Au terme de cet exercice footballistique mémorable, le chouchou des « Dragões » recevra le Ballon d’Or africain 1987. Une juste récompense pour cet attaquant de génie qui a impressionné tous les férus du ballon rond.

Mais Rabah Madjer ne s’est pas arrêté qu’à ses exploits en club. Il forgea sa légende grâce également à ses joutes internationales remarquables sous le maillot national au sein d’une génération exceptionnelle de « Fennecs » composée par les illustres Lakhdar Belloumi, Mustapha Dahleb, Salah Assad, ou encore Ali Fergani.
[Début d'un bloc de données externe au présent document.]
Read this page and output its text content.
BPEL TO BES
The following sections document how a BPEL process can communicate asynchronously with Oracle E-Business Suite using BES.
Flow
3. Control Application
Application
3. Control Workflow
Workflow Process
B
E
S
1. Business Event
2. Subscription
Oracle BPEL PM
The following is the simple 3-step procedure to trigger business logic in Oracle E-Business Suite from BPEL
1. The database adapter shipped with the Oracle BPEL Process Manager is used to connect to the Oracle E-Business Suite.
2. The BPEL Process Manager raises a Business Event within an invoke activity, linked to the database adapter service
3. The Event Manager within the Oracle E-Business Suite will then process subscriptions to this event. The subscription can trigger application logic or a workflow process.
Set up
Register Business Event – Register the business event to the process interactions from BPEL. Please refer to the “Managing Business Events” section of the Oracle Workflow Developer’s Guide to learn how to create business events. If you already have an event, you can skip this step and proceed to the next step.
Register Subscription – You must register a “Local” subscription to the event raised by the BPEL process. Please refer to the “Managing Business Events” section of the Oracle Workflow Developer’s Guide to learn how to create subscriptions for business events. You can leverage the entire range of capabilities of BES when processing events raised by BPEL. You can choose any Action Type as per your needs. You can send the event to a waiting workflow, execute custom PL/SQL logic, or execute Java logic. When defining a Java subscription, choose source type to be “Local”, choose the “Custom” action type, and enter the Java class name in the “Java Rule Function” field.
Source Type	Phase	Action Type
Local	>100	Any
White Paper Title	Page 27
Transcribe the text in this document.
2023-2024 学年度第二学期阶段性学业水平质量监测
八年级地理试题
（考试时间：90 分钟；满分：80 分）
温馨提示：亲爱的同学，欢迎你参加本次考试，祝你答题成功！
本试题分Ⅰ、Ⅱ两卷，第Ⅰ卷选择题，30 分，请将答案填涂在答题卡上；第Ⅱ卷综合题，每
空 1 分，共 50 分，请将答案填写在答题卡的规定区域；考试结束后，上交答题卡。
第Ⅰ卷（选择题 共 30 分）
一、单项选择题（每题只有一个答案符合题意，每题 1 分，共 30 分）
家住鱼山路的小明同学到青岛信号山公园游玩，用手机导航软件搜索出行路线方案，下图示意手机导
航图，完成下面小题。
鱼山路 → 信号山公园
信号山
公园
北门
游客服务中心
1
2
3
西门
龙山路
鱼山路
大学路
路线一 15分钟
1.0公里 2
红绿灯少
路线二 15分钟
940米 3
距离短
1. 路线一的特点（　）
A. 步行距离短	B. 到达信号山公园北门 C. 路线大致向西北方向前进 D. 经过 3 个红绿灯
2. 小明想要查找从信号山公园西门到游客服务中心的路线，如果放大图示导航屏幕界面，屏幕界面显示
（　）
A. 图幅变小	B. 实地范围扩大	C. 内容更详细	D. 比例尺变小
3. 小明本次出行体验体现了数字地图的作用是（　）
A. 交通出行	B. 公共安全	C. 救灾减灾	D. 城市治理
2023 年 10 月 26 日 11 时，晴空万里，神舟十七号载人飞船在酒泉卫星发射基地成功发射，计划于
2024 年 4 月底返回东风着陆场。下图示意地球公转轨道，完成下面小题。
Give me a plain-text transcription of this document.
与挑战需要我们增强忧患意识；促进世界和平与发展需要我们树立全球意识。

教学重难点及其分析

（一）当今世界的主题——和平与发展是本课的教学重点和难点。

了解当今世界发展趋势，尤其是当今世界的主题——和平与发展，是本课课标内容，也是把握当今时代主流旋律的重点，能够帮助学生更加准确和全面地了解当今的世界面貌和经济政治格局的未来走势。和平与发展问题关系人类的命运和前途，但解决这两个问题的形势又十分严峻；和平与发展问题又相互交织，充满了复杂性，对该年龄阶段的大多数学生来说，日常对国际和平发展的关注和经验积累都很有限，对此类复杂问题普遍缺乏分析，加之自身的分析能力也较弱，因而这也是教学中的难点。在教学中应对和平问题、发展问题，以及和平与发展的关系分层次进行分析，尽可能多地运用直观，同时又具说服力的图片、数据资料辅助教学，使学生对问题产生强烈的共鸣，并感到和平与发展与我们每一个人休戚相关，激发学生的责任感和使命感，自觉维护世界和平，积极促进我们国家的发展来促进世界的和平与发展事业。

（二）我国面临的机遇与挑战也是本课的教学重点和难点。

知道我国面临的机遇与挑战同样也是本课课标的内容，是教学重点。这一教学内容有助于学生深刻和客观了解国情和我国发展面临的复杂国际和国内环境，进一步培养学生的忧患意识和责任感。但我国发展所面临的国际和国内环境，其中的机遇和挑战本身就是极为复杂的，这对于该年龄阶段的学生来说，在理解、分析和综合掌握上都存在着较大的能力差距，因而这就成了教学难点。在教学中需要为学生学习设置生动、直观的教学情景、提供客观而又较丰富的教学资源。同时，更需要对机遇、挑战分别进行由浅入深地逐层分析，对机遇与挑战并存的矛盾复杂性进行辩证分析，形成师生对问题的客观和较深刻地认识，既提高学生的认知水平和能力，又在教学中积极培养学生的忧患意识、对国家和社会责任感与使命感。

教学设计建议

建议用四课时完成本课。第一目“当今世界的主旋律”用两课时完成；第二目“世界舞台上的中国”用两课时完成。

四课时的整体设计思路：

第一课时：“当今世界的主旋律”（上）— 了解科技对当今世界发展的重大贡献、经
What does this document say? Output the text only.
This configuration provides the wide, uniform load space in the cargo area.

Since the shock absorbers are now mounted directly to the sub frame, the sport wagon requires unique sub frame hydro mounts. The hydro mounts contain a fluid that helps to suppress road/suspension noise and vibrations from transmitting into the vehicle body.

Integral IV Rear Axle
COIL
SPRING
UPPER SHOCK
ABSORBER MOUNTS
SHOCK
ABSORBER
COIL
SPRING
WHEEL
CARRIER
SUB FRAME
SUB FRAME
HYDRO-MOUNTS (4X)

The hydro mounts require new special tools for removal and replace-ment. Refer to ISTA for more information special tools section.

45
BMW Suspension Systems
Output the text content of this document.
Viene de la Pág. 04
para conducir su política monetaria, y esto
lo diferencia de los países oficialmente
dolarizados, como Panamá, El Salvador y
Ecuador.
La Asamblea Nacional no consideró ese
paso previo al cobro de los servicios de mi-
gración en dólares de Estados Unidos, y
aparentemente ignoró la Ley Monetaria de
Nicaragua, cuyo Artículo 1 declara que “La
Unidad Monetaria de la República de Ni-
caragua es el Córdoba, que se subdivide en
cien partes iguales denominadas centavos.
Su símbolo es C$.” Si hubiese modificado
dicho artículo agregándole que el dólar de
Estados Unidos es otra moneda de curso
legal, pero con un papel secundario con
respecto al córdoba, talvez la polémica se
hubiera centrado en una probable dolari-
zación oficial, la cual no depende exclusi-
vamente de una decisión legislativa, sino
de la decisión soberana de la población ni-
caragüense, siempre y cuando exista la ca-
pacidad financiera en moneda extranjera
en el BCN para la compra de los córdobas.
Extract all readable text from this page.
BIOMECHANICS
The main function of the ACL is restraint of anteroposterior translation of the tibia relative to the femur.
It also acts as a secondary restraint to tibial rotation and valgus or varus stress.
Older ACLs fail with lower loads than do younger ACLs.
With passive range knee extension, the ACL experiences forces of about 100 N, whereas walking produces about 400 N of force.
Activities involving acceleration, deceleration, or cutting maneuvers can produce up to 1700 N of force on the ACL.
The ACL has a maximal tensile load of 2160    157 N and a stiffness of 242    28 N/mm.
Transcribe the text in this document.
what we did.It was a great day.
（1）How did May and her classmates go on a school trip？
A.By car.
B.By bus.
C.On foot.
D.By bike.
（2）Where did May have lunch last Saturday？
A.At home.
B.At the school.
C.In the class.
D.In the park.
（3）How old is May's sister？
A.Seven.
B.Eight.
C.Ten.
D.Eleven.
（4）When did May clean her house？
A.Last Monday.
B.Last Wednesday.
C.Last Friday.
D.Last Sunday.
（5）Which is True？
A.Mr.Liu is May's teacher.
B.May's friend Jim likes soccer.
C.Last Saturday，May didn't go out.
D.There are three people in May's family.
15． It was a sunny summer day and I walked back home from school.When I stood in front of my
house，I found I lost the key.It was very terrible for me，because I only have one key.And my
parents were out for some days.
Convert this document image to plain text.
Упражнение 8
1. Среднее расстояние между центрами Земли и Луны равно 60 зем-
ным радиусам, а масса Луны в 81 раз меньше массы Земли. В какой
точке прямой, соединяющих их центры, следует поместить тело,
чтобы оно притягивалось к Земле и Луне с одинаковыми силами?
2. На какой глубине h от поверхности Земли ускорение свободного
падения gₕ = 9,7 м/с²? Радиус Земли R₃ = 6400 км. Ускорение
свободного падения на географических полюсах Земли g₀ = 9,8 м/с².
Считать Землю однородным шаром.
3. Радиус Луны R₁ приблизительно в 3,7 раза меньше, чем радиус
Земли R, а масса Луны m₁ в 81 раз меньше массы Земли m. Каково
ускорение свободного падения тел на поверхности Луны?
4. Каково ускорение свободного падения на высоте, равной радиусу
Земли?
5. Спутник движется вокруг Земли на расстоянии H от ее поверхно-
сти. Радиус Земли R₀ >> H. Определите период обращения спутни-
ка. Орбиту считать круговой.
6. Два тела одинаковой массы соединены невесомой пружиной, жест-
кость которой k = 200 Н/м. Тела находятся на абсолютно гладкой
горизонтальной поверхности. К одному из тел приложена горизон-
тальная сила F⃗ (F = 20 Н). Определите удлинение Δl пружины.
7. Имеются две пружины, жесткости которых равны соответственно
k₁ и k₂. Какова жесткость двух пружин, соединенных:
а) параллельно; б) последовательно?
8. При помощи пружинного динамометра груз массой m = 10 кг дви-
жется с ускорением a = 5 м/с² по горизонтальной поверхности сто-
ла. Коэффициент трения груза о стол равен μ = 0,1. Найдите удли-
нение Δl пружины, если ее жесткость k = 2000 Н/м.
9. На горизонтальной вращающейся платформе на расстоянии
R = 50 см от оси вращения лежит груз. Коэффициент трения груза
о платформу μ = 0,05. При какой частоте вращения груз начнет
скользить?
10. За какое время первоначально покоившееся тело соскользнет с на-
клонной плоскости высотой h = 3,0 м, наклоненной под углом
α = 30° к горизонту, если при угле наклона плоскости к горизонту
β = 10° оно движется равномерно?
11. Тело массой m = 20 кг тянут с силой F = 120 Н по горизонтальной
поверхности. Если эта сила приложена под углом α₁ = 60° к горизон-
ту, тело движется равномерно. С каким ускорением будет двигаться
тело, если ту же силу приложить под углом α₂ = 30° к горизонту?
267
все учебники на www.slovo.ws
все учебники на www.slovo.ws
Auteur de performances de haut vol lors des Coupes du Monde 1982 et 1986, buteur historique face à l’Allemagne de l’Ouest lors du Mondial espagnol, l’homme aux 86 capes avec l’Algérie connaitra sa plus grande émotion en équipe nationale lors de la Coupe d’Afrique des Nations 1990, organisée à domicile.

Elu meilleur joueur de la grande messe du football africain à 32 ans, il offrit à son pays le premier trophée majeur de son histoire. La meilleure manière de parachever une riche carrière internationale ponctuée de 29 réalisations et jalonnée de nombreux exploits mémorables qui font de Madjer l’un des joueurs les plus emblématiques de l’histoire du football algérien, africain et mondial.